Steve McQueen is an internationally acclaimed artist whose work is primarily engaged with moving images. Born in London in 1969, he has, over the last twenty years, made a series of film and video installations designed for gallery-based presentation, along with two feature films made for cinematic release. His efforts in these two distinct, but interrelated, arenas have earned him a reputation as one of the most important and influential artists of his generation working with these media, and beyond. McQueen’s earliest works are silent, and mostly black-and-white, often with a focus on the body, very often the artist’s own. Subsequent pieces incorporate, as a general rule, sound and color, and often emerge from more elaborate investigations.

McQueen has been equally concerned with the act of recording moving images as he is with the specific conditions in which these images are presented.
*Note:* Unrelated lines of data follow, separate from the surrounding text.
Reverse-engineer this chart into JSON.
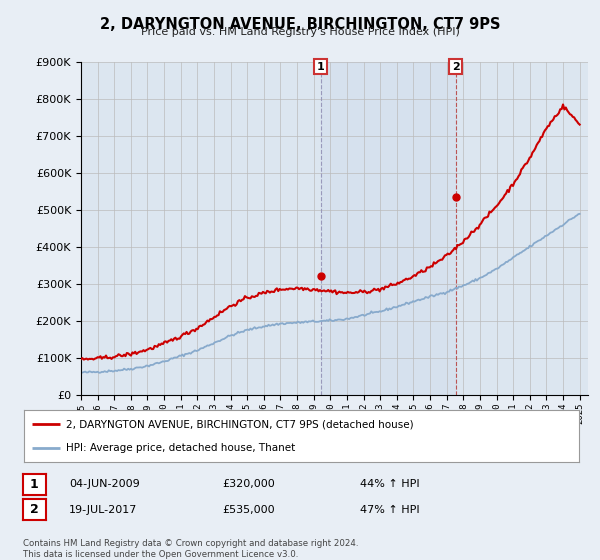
{
  "title": "2, DARYNGTON AVENUE, BIRCHINGTON, CT7 9PS",
  "subtitle": "Price paid vs. HM Land Registry's House Price Index (HPI)",
  "ylim": [
    0,
    900000
  ],
  "yticks": [
    0,
    100000,
    200000,
    300000,
    400000,
    500000,
    600000,
    700000,
    800000,
    900000
  ],
  "xmin": 1995.0,
  "xmax": 2025.5,
  "sale1_x": 2009.42,
  "sale1_y": 320000,
  "sale2_x": 2017.54,
  "sale2_y": 535000,
  "sale1_date": "04-JUN-2009",
  "sale1_price": "£320,000",
  "sale1_hpi": "44% ↑ HPI",
  "sale2_date": "19-JUL-2017",
  "sale2_price": "£535,000",
  "sale2_hpi": "47% ↑ HPI",
  "line1_color": "#cc0000",
  "line2_color": "#88aacc",
  "background_color": "#e8eef5",
  "plot_bg_color": "#dce6f0",
  "legend_line1": "2, DARYNGTON AVENUE, BIRCHINGTON, CT7 9PS (detached house)",
  "legend_line2": "HPI: Average price, detached house, Thanet",
  "footer": "Contains HM Land Registry data © Crown copyright and database right 2024.\nThis data is licensed under the Open Government Licence v3.0."
}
The size of the screen, the dimensions of the room, and the relationship between the viewer and the projection itself are all fundamental considerations. McQueen’s thinking about formal and spatial relationships in this regard lends a sculptural element to his art. One work in particular, Queen and Country (2007–09), is an entirely sculptural installation with no moving image or sound component. Presented here for the first time outside of the United Kingdom, the work is a memorial to British men and women killed in military service during the most recent war in Iraq.

Most of McQueen’s oeuvre—including his gallery-based installations as well as feature films—evidences a potent, at times oblique, political consciousness. Many works address specific social and historical moments in ways that seemingly emerge from documentary or journalistic impulses. Other films are more abstract, their meanings shaped by allegory or metaphor. McQueen always communicates directly to viewers through what one writer termed “the medium of aesthetic affect.”